Instructor: Sanford Drob, PhD
Sanford L. Drob, PhD, is on the Core Faculty of the doctoral program in Clinical Psychology at Fielding Graduate University in Santa Barbara, California. He holds doctorates in philosophy and clinical psychology and served for many years as the Director of Psychological Assessment and Senior Forensic Psychologist at Bellevue Hospital in New York. Dr. Drob is the author of numerous professional articles in clinical, forensic and philosophical psychology. His Reading the Red Book: An Interpretive Guide to C. G. Jung's Liber Novus was published by Spring Journal Books, in June 2012. Dr.
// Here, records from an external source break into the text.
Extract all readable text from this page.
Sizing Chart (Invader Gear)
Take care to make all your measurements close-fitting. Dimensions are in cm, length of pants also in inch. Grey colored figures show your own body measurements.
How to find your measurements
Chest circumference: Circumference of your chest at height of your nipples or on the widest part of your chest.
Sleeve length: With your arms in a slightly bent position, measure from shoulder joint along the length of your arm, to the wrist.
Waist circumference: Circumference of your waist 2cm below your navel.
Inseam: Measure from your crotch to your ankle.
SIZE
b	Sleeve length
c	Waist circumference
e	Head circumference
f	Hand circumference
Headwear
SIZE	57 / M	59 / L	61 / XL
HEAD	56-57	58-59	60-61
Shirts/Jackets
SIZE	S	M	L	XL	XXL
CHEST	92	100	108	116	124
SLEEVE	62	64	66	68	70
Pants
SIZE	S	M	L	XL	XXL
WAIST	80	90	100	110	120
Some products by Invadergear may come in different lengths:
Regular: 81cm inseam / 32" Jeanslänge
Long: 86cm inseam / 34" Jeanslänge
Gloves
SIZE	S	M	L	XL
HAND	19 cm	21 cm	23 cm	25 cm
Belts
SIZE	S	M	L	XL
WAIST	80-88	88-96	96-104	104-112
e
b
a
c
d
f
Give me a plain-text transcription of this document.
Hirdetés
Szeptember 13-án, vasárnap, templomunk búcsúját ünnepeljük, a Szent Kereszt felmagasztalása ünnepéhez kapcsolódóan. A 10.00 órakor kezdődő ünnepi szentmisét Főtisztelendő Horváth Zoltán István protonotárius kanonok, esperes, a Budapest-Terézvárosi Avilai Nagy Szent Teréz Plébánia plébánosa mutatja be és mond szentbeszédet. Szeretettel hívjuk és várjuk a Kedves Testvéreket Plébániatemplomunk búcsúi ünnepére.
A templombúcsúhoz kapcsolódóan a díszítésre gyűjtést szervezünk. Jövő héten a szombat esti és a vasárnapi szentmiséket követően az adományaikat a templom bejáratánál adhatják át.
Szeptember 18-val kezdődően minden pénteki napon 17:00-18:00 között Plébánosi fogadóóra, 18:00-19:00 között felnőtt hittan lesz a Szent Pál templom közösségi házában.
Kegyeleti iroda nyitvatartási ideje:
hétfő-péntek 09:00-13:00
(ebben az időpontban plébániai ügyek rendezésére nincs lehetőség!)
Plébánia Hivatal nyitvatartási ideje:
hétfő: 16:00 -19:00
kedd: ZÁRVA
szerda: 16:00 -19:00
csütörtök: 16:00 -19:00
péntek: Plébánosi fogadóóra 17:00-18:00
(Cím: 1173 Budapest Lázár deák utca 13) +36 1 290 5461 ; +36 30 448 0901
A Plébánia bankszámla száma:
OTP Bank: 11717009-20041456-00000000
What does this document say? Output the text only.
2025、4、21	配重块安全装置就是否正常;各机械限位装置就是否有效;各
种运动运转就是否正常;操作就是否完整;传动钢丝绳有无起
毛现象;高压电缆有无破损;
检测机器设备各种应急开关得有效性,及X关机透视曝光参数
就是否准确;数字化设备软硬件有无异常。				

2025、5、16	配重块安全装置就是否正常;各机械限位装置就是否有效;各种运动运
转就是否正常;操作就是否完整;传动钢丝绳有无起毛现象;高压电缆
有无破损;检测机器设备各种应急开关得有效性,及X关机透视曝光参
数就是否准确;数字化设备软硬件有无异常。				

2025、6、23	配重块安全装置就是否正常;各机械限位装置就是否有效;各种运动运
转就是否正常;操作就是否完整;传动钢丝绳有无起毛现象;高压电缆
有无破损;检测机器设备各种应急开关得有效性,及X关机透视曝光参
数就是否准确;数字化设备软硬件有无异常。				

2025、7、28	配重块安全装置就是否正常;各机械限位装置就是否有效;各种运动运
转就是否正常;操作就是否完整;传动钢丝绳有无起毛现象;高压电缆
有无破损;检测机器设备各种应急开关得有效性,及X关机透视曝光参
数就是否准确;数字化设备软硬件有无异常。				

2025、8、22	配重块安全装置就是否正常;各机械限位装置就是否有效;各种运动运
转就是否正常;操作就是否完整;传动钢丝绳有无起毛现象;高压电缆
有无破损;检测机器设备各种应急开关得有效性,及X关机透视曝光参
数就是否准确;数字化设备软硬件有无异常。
Drob's other books include Kabbalistic Visions: C. G. Jung and Jewish Mysticism (Spring Journal Books, 2010) and Kabbalah and Postmodernism: A Dialog (Peter Lang, 2009). His Archetype of the Absolute: The Unity of Opposites in Mysticism, Philosophy and Psychology will be published by the Fielding Graduate University Press in the Fall of 2006. Dr. Drob is also a narrative painter whose work encompasses archetypal themes. His oil paintings can be seen at www.sanforddrobart.com.
Seminar #2: Spring 2017
14 Wednesdays, 7:00 - 8:30 pm
February 1 - May 10 (excluding April 12)
Jung, the Neuroscience of Spirituality, and
Psychological Change
Spirituality holds a
privileged position within Jung's analytical psychology and within
human development. As Jung predicted, spirituality is becoming
increasingly diverse as individuals seek to find and connect with it
in more personal and less collectively determined ways. This
increasing desire for spirituality as a process derived from personal
experience indicates that it will continue to become a more integral
part of the therapeutic process. It tends to show up clinically when
individuals have lost a sense of meaning, are seeking meaning, or
when their spiritual beliefs fail them. It is the conscious and
unconscious spiritual beliefs held by a person that capture and
impose themselves on both imagination and everyday life. Whether
explicit or implicit, clinicians interact with these beliefs every
day.
While Jung understood
the value and essence of a spiritual outlook on life and its role in
the therapeutic process, the tools for understanding the contribution
of the brain to the creation, processing, and changing of
spirituality were unavailable during his lifetime. The neuroscience
of spirituality allows us to comprehend how spiritual beliefs are
formed, embodied, come to influence and even shape consciousness, and
how they help or hinder psychological change. Not only does the
neuroscience of spirituality affirm many of Jung's concepts it also
links spirituality to the body and, as Jung suspected, social and
emotional regulation as well.
This class will be
experiential, relational, and self-reflective. We will draw from
Jung's analytical psychology, connect it with the neuroscience of
spirituality, and consider them together in connection with the
clinical process of psychological development and change. The topics
covered are the formation and development of spiritual beliefs,
spiritual practices and experiences such as prayer and ritual,
mindfulness and active imagination, mystical experiences, and
entheogens. This course requires no prior knowledge of Jungian
psychology or neuroscience.
Instructor: David Walczyk, EdD, NCPsyA
David J. Walczyk, EdD, NCPsyA, is a Jungian analyst
in private practice in New York City. He is a graduate of Columbia
University and the C.G. Jung Institute of New York. His clinical
interest is the relationships between Jung's analytical psychology,
neuroscience, and the psychology of desire. He specializes in working
with individuals and groups from the creative practices of design,
art, and cultural production. David has presented his ideas
domestically and internationally and has designed and taught graduate
and undergraduate courses at Pratt Institute and NYU.